A pile of 150 skulls that sparked a murder probe after their discovery in a Mexican cave were actually the remains of women sacrificed to the Aztec gods thousands of years ago.
The historic find was made close to the Guatemalan border in an area plagued with violent smuggling gangs.
Investigators thought the decapitated skulls were unfortunate victims of ruthless local gangsters and launched a probe to uncover how the remains got there, the Daily Star reports.
After 10 years of extensive tests, experts learned the women were not murder victims, but human sacrifices beheaded during rituals to the Aztec gods millenia ago.
A spokesperson for INAH, the Mexican National Institute of Anthropology and History, said: "Believing they were looking at a crime scene, investigators collected the bones and started examining them in Tuxtla Gutierrez", the state capital.
Experts have said the unfortunate victims had been beheaded and their skulls put on display in a trophy rack known as a "tzompantli".
It is believed were killed between 900 and 1200CE.
What confused investigators is that pre-Hispanic skull piles usually show a hole knocked through each side of the skull and are found in plazas not caves.

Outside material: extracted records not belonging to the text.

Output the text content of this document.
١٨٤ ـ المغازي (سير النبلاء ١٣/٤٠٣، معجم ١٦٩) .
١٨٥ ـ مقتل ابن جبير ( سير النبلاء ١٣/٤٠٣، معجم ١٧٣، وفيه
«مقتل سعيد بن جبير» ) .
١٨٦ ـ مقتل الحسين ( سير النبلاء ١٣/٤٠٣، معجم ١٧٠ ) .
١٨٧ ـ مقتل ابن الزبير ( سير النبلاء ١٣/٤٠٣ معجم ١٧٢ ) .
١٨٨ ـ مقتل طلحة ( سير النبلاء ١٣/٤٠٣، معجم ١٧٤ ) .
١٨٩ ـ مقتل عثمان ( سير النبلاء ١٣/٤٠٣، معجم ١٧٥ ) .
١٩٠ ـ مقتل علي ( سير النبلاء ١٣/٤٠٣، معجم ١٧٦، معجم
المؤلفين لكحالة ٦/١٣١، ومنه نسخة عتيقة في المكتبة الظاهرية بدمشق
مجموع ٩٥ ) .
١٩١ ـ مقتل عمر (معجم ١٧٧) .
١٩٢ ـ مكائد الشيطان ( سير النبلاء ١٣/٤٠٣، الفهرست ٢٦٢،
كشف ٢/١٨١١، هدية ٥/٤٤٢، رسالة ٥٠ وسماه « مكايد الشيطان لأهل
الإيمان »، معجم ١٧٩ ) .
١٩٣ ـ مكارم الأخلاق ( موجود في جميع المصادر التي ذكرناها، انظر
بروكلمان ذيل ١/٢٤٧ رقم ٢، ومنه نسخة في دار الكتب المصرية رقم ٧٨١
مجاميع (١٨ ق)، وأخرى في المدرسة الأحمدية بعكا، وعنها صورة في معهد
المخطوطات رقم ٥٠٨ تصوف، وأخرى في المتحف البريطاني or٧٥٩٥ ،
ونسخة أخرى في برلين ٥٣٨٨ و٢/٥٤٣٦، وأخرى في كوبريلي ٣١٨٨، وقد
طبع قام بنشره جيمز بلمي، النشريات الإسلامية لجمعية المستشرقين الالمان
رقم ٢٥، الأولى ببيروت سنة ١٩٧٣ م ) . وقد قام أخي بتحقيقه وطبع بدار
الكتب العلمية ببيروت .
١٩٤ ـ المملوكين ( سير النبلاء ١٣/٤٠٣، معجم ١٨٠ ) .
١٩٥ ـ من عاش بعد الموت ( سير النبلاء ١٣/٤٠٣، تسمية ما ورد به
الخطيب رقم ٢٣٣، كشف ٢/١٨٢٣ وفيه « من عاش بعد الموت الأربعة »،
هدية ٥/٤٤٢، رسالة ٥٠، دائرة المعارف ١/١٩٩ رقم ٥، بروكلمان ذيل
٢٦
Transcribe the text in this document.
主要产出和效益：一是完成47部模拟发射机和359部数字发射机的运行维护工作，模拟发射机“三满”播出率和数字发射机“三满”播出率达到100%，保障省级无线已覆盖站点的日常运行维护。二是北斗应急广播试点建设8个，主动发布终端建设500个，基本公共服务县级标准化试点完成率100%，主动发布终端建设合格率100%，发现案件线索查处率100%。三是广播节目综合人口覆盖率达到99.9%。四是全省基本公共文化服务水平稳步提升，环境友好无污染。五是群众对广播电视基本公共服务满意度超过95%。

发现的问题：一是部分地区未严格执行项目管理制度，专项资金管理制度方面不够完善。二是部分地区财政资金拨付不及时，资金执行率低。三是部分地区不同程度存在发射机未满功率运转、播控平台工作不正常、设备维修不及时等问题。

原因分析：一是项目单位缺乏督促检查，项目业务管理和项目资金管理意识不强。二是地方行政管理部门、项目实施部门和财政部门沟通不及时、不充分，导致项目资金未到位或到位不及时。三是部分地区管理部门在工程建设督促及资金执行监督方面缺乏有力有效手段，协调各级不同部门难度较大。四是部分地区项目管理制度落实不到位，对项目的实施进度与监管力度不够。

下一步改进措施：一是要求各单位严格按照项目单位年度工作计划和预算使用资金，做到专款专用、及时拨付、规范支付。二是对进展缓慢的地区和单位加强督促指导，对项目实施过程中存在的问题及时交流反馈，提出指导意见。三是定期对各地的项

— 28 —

Among the vicitms of this latest find there were more women than men, with none of them having any teeth.
In the wake of the find, archaeologist Javier Montes de Paz said people should probably call archaeologists, not police.
"When people find something that could be in an archaeological context, don't touch it and notify local authorities or directly the INAH," he said.
In 2017, archaeologists found a staggering 650 skulls caked in lime at the Templo Mayor, one of the main temples in the Atzec capital Tenochtitlan - which went on to become Mexico City.
They also found thousands of skull fragments encased in the same central edifice.
A few years later, Mexican archaeologists found the remains of over 100 Aztec men, women and children who were suspected to have been sacrificed to the gods.
The grisly findings were discovered during the restoration of a building in Mexico City and are believed to be part of a five metre "skull rack" at a shrine to the Aztec god of the sun, war and human sacrifice.
Hundreds of human heads have been previously unearthed at the site, first uncovered three years ago.